ひとりひとりは賢いのに集団になるとダメ、という、丸山の言っていたことが書いてあった。丸山がここからとったのかな。

ここまで読んだ限りでは、とにかく科学技術を西洋から取り入れて、日本も西洋に追いつかなきゃならん、という焦りのようなものが見える。徳はさておき、とにかく智だ、実だ、というわけである。そのまま突っ走って行き着く先は自殺的特攻、敗戦、事実上の植民地化である。

マルクス、キェルケゴールとほぼ同世代だね、福沢。幼稚な感は否めない。キェルケゴールなんかデンマーク人だから、名前も知らなかっただろうな。マルクスの名前は聞いたのかな、福沢は?


引き続き、福翁自伝を読んだ。
だいたい福沢氏がどんな考えかわかった。
また、攘夷と開国で割れていたかのように教科書などには書いてあるが、実際は攘夷一色であったらしい。
福沢はニヒリストだ。芝居もろくに見ない。無神無仏と自分で言っている。獣身を先に後から人心をと、典型的な唯物論者だ。


2004/01/12

天国と地獄

時代劇専門チャンネルで観た。
まず、長い。2時間を超えるなと。
黒澤映画は、あまり好きではない。
羅生門、酔いどれ天使、生きる、蜘蛛の巣城、椿三十郎、用心棒、どん底、観たけど、なるほど程度には思ったけど、基本的に黒澤には共感できないのである。スピルバーグ的、モーツァルト的、エリッククラプトン的なものを感じる、と言えば分かる人にはわかるだろう。

トランスポーター



これもWOWOWでやっていたのだが、予告を見て面白そうだったので録画して観た。監督ではないが、リュックベッソンが脚本と製作だか何かを担当している。「TAXI」もテレビを見て感動して2は劇場まで観にいったのだが、ベッソンはどうしてこんなにカーアクションをかっこよく撮れるのだろうか。とにかくその事に感心させられた作品であった。それと、主役の男がかっこよかった。特に、前半のクールな運び屋はよかったが、だんだんブルース・ウィリスみたいになっていってしまう。生まれは俺より4年遅い。
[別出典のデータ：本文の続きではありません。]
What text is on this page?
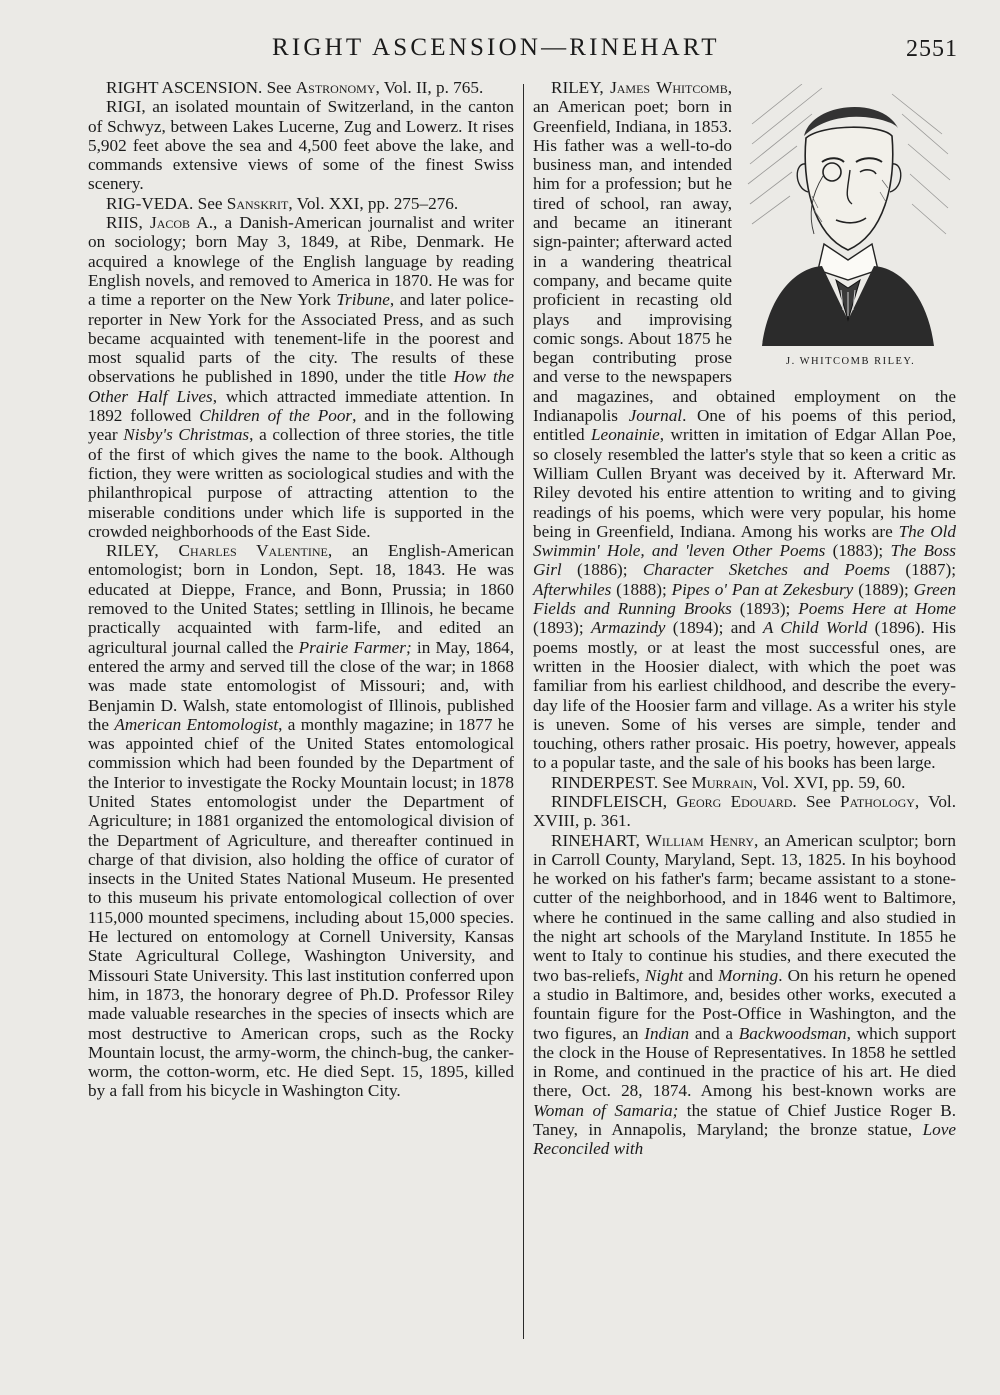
RIGHT ASCENSION—RINEHART	2551

RIGHT ASCENSION. See Astronomy, Vol. II, p. 765.

RIGI, an isolated mountain of Switzerland, in the canton of Schwyz, between Lakes Lucerne, Zug and Lowerz. It rises 5,902 feet above the sea and 4,500 feet above the lake, and commands extensive views of some of the finest Swiss scenery.

RIG-VEDA. See Sanskrit, Vol. XXI, pp. 275–276.

RIIS, Jacob A., a Danish-American journalist and writer on sociology; born May 3, 1849, at Ribe, Denmark. He acquired a knowlege of the English language by reading English novels, and removed to America in 1870. He was for a time a reporter on the New York Tribune, and later police-reporter in New York for the Associated Press, and as such became acquainted with tenement-life in the poorest and most squalid parts of the city. The results of these observations he published in 1890, under the title How the Other Half Lives, which attracted immediate attention. In 1892 followed Children of the Poor, and in the following year Nisby's Christmas, a collection of three stories, the title of the first of which gives the name to the book. Although fiction, they were written as sociological studies and with the philanthropical purpose of attracting attention to the miserable conditions under which life is supported in the crowded neighborhoods of the East Side.

RILEY, Charles Valentine, an English-American entomologist; born in London, Sept. 18, 1843. He was educated at Dieppe, France, and Bonn, Prussia; in 1860 removed to the United States; settling in Illinois, he became practically acquainted with farm-life, and edited an agricultural journal called the Prairie Farmer; in May, 1864, entered the army and served till the close of the war; in 1868 was made state entomologist of Missouri; and, with Benjamin D. Walsh, state entomologist of Illinois, published the American Entomologist, a monthly magazine; in 1877 he was appointed chief of the United States entomological commission which had been founded by the Department of the Interior to investigate the Rocky Mountain locust; in 1878 United States entomologist under the Department of Agriculture; in 1881 organized the entomological division of the Department of Agriculture, and thereafter continued in charge of that division, also holding the office of curator of insects in the United States National Museum. He presented to this museum his private entomological collection of over 115,000 mounted specimens, including about 15,000 species. He lectured on entomology at Cornell University, Kansas State Agricultural College, Washington University, and Missouri State University. This last institution conferred upon him, in 1873, the honorary degree of Ph.D. Professor Riley made valuable researches in the species of insects which are most destructive to American crops, such as the Rocky Mountain locust, the army-worm, the chinch-bug, the canker-worm, the cotton-worm, etc. He died Sept. 15, 1895, killed by a fall from his bicycle in Washington City.

J. WHITCOMB RILEY.
RILEY, James Whitcomb, an American poet; born in Greenfield, Indiana, in 1853. His father was a well-to-do business man, and intended him for a profession; but he tired of school, ran away, and became an itinerant sign-painter; afterward acted in a wandering theatrical company, and became quite proficient in recasting old plays and improvising comic songs. About 1875 he began contributing prose and verse to the newspapers and magazines, and obtained employment on the Indianapolis Journal. One of his poems of this period, entitled Leonainie, written in imitation of Edgar Allan Poe, so closely resembled the latter's style that so keen a critic as William Cullen Bryant was deceived by it. Afterward Mr. Riley devoted his entire attention to writing and to giving readings of his poems, which were very popular, his home being in Greenfield, Indiana. Among his works are The Old Swimmin' Hole, and 'leven Other Poems (1883); The Boss Girl (1886); Character Sketches and Poems (1887); Afterwhiles (1888); Pipes o' Pan at Zekesbury (1889); Green Fields and Running Brooks (1893); Poems Here at Home (1893); Armazindy (1894); and A Child World (1896). His poems mostly, or at least the most successful ones, are written in the Hoosier dialect, with which the poet was familiar from his earliest childhood, and describe the every-day life of the Hoosier farm and village. As a writer his style is uneven. Some of his verses are simple, tender and touching, others rather prosaic. His poetry, however, appeals to a popular taste, and the sale of his books has been large.

RINDERPEST. See Murrain, Vol. XVI, pp. 59, 60.

RINDFLEISCH, Georg Edouard. See Pathology, Vol. XVIII, p. 361.

RINEHART, William Henry, an American sculptor; born in Carroll County, Maryland, Sept. 13, 1825. In his boyhood he worked on his father's farm; became assistant to a stone-cutter of the neighborhood, and in 1846 went to Baltimore, where he continued in the same calling and also studied in the night art schools of the Maryland Institute. In 1855 he went to Italy to continue his studies, and there executed the two bas-reliefs, Night and Morning. On his return he opened a studio in Baltimore, and, besides other works, executed a fountain figure for the Post-Office in Washington, and the two figures, an Indian and a Backwoodsman, which support the clock in the House of Representatives. In 1858 he settled in Rome, and continued in the practice of his art. He died there, Oct. 28, 1874. Among his best-known works are Woman of Samaria; the statue of Chief Justice Roger B. Taney, in Annapolis, Maryland; the bronze statue, Love Reconciled with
俺もいい年だなー。

ランボー

WOWOWでやっていたので録画して観た。
実は初めて。3はテープを持っている。ロッキーは何度も観たのだが、ランボーはあまり興味がわかなくて観ていなかった。
インターネットでいろんなレビューを見ると評価は高いが・・・やはり私はランボーにはあまり共感できない。原作ではランボーは死ぬらしいのだが、死んだらまた違ったかも知れないけど。
スタローンは一体何があってランボー、ロッキー4という愛国路線を歩んで行ったのだろう。当時中学・高校・大学という年頃の私は、「スタローンって気が狂ったんじゃねえ?」なんて、冷ややかに見ていた。その後私も何を思ったか愛国路線を歩んでいく事になる。しかしそんな私でさえ、ランボーには辟易させられるのである。